* CSI300 +0.8 pct SSEC +0.9 pct
* HSI +1.9 pct, HSCE +4.01 pct
* Rise led by insurers, Shanghai FTZ shares
SHANGHAI, Dec 29 (Reuters) - China stocks rose on Monday led by insurance and property heavyweights, while companies connected with the Shanghai Free Trade Zone also leapt on plans for a major expansion of the zone unveiled last week.
The CSI300 index rose 0.8 percent to 3,474.42 points at the end of the morning session, while the Shanghai Composite Index gained 0.9 percent to 3,185.95 points.
Both indexes backed off from a previous rally that saw them gain more than 2 percent before profit-taking began.
The CSI300 property sub-index jumped 4.2 percent by midday.
All four listed insurance companies rose, with China’s biggest insurance firm China Life Insurance Co soaring by its 10 percent daily limit.
Insurance companies, like other financial blue chips, are expected to benefit from the stock market rally, and retail investors have been moving money around different categories of finance shares in recent weeks, causing sharp gains that can wear off quickly, analysts say.

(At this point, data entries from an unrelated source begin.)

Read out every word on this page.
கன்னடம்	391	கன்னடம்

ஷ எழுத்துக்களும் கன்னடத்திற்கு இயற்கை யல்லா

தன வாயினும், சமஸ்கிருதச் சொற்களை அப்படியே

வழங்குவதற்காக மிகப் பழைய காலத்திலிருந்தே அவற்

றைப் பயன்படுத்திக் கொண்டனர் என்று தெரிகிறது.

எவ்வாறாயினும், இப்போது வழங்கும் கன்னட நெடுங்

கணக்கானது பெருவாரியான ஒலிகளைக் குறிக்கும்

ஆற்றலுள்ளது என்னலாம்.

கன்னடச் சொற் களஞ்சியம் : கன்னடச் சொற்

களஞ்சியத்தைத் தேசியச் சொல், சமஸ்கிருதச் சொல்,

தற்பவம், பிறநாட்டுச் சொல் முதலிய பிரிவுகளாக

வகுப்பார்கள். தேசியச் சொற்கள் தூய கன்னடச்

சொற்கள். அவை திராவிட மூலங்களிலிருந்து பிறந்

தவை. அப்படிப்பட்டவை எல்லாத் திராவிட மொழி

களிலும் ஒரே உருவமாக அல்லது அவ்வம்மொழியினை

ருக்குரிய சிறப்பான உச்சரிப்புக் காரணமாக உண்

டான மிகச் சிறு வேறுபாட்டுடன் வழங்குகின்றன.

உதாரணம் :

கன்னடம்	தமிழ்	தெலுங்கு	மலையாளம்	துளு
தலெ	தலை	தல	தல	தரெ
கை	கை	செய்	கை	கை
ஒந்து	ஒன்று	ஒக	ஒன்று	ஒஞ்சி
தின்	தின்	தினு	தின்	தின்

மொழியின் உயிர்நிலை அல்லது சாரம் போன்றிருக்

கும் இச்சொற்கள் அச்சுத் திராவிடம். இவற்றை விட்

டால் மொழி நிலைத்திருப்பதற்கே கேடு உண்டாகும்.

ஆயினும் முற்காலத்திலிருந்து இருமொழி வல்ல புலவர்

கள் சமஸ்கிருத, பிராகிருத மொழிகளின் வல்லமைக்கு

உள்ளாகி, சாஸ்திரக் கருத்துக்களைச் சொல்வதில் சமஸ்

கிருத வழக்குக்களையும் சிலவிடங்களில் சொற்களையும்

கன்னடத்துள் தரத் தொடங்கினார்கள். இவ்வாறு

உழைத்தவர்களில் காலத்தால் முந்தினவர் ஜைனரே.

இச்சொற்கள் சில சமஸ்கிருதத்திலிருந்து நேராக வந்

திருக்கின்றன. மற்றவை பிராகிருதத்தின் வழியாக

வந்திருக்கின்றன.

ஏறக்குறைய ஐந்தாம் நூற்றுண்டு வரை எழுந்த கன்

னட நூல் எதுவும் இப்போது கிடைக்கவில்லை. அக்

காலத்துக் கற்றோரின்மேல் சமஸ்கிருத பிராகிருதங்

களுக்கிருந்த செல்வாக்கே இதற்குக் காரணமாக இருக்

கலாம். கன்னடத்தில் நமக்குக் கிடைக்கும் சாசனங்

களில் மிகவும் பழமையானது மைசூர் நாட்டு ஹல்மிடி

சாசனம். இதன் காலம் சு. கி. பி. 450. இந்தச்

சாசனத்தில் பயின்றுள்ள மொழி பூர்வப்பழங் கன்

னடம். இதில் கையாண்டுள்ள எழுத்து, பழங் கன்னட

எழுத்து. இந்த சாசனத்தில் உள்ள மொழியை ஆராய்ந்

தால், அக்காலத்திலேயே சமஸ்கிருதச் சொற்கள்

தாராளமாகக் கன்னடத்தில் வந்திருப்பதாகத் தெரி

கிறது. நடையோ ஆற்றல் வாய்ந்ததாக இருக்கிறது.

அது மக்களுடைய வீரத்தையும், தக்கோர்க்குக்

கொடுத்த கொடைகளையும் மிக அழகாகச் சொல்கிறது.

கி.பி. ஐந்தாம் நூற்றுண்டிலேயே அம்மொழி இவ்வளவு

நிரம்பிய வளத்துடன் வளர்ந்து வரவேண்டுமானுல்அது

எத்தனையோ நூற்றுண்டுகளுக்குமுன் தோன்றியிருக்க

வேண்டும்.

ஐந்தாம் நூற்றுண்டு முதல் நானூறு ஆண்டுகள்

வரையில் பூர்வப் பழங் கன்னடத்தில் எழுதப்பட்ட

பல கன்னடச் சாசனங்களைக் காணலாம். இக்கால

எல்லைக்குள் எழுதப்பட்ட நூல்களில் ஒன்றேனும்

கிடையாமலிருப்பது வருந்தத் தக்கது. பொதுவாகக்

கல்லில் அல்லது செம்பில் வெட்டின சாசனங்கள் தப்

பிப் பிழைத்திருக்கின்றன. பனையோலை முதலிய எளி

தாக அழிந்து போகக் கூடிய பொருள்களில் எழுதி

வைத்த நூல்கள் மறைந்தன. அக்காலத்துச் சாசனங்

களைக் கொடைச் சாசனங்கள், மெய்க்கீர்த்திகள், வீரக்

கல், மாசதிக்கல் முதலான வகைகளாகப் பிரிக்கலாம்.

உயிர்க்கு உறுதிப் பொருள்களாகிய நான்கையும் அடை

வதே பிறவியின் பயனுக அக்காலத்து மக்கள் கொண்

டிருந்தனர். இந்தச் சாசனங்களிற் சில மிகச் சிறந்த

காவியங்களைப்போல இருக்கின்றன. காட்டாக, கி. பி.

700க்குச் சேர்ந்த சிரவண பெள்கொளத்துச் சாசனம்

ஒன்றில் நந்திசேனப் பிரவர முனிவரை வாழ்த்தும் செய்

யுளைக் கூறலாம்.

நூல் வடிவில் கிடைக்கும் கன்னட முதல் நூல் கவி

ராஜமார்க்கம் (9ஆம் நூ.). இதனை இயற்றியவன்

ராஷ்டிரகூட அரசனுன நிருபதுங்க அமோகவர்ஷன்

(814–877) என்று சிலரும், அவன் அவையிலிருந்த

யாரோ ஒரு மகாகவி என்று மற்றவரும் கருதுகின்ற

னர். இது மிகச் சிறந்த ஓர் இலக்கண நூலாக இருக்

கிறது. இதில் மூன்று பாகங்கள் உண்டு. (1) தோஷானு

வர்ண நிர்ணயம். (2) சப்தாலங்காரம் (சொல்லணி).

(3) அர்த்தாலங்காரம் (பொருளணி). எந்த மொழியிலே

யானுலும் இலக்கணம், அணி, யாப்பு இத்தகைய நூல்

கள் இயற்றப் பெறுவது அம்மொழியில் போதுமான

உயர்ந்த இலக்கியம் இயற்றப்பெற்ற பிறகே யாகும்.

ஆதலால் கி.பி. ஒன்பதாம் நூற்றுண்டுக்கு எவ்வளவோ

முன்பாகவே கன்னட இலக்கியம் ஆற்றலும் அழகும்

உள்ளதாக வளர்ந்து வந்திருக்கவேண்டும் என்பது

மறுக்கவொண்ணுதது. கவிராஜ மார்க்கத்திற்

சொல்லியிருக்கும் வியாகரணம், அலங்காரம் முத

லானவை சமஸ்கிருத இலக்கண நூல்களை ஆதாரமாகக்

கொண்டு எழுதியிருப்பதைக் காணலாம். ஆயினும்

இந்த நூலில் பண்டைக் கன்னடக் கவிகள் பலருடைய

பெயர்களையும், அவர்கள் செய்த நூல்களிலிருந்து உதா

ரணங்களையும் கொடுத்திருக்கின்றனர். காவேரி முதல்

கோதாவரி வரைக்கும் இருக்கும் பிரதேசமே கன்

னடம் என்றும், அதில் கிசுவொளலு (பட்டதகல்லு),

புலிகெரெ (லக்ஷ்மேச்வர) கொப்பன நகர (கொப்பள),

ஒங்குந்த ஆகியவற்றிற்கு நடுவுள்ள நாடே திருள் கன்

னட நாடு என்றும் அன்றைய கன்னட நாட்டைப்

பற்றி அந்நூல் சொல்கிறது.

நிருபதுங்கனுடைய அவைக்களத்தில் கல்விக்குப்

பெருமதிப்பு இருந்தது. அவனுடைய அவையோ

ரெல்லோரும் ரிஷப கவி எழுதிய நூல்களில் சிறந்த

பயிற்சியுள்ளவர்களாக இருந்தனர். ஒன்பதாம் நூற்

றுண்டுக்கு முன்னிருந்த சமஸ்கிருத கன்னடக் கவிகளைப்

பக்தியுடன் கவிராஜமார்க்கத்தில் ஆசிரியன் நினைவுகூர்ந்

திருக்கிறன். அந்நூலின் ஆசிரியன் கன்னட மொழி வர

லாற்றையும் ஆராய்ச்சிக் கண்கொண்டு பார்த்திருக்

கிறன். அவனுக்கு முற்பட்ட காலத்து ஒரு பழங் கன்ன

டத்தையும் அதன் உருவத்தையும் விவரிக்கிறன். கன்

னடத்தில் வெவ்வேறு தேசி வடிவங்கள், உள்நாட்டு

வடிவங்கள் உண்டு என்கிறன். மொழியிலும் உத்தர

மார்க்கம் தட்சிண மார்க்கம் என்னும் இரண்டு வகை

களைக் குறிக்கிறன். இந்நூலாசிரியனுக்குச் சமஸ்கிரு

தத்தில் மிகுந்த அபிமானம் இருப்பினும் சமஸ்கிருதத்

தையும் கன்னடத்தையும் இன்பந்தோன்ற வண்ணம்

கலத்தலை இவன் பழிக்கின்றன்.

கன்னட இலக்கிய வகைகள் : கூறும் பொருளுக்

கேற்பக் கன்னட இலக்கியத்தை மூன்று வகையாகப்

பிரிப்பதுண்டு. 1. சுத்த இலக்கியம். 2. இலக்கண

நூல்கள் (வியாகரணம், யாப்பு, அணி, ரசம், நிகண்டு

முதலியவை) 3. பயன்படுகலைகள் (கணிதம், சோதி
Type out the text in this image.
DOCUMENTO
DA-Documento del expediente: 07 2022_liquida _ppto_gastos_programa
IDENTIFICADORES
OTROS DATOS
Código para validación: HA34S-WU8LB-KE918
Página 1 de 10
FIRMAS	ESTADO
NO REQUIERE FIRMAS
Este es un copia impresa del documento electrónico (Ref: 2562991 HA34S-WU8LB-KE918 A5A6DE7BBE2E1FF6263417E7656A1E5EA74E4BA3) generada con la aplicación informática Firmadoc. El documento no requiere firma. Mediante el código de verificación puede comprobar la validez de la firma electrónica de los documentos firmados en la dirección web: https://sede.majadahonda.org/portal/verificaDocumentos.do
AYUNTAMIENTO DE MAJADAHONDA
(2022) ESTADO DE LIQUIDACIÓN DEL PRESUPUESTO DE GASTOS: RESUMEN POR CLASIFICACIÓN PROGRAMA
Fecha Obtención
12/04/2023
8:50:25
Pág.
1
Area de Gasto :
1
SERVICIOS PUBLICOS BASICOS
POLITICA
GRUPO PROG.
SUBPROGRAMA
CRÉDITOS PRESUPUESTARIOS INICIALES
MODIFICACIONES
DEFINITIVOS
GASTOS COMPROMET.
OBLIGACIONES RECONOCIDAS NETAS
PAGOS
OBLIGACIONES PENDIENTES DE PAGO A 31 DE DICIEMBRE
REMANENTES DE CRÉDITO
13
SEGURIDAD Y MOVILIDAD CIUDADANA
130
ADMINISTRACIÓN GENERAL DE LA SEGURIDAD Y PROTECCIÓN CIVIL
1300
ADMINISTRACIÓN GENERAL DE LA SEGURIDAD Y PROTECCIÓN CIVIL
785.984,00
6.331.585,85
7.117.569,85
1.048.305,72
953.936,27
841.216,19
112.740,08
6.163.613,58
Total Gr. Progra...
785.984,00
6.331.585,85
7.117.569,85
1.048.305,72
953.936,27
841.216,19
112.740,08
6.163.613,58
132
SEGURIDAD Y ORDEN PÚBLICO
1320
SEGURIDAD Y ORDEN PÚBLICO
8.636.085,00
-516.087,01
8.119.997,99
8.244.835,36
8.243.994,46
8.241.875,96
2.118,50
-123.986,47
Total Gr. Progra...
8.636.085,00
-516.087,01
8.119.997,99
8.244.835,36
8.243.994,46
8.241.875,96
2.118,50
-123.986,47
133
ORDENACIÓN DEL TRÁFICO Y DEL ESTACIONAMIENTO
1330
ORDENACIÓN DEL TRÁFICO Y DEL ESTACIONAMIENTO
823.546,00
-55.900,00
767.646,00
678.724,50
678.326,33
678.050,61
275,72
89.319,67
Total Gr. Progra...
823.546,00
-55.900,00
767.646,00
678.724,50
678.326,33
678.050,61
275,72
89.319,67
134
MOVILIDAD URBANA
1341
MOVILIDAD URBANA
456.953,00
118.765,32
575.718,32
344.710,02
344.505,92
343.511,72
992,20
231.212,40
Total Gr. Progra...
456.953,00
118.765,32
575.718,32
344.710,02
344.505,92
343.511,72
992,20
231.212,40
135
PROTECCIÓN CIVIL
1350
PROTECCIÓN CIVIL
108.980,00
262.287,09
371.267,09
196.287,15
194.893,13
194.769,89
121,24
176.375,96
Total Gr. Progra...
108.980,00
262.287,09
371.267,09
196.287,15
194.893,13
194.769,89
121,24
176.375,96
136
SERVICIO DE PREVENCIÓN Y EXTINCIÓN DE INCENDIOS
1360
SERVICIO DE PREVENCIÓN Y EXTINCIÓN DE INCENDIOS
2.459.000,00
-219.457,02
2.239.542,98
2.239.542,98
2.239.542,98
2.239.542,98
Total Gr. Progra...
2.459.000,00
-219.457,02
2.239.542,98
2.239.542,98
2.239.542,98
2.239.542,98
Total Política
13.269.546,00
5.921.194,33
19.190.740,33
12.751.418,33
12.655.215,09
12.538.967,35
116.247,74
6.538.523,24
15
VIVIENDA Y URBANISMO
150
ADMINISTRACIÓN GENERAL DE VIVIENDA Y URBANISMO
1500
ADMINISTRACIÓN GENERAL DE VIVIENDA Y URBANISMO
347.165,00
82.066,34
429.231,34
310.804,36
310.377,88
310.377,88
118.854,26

China CSI300 stock index futures for January rose 0.9 percent, to 3,528.8, 54.38 points above the current value of the underlying index. Other contracts also posted similar rises.
Hong Kong shares rose steeply on Monday, pulled upward by the rally on the mainland and supported by gains in overseas markets, analysts said.
The Hang Seng index added 1.9 percent to 23,790.20 points, while the Hong Kong China Enterprises Index gained 4.0 percent to 12,021.04.
“The overall tone in Hong Kong has improved as we were lagging from other markets in the past month,” said Alex Wong, director at Ample Finance Group in Hong Kong.
Wong added that investors were paying more attention to the price discrepancy of A-H dual-listed stocks as prices of Hong Kong listings are far cheaper than their mainland counterparts.
However, the index measuring price differences between dual-listed companies in Shanghai and Hong Kong stood at 125.39 by midday, its widest divergence since 2011.
A value above 100 indicates Shanghai shares are pricing at a premium to shares in the same company trading in Hong Kong, and vice versa, and many analysts expected the premium to be erased as the Shanghai-Hong Kong stock connect programme allowed capital to flow between the two markets.
Instead, cross border flows remained both tepid and unbalanced, with little money flowing south from Shanghai to Hong Kong, and the difference between valuations has increased dramatically as mainland markets have gone on a leverage-fuelled rally while Hong Kong markets have lagged.
Total volume of A shares traded in Shanghai was 31.66 billion shares, while Shenzhen volume was 12.44 billion shares.
Total trading volume of companies included in the HSI index was 1.2 billion shares.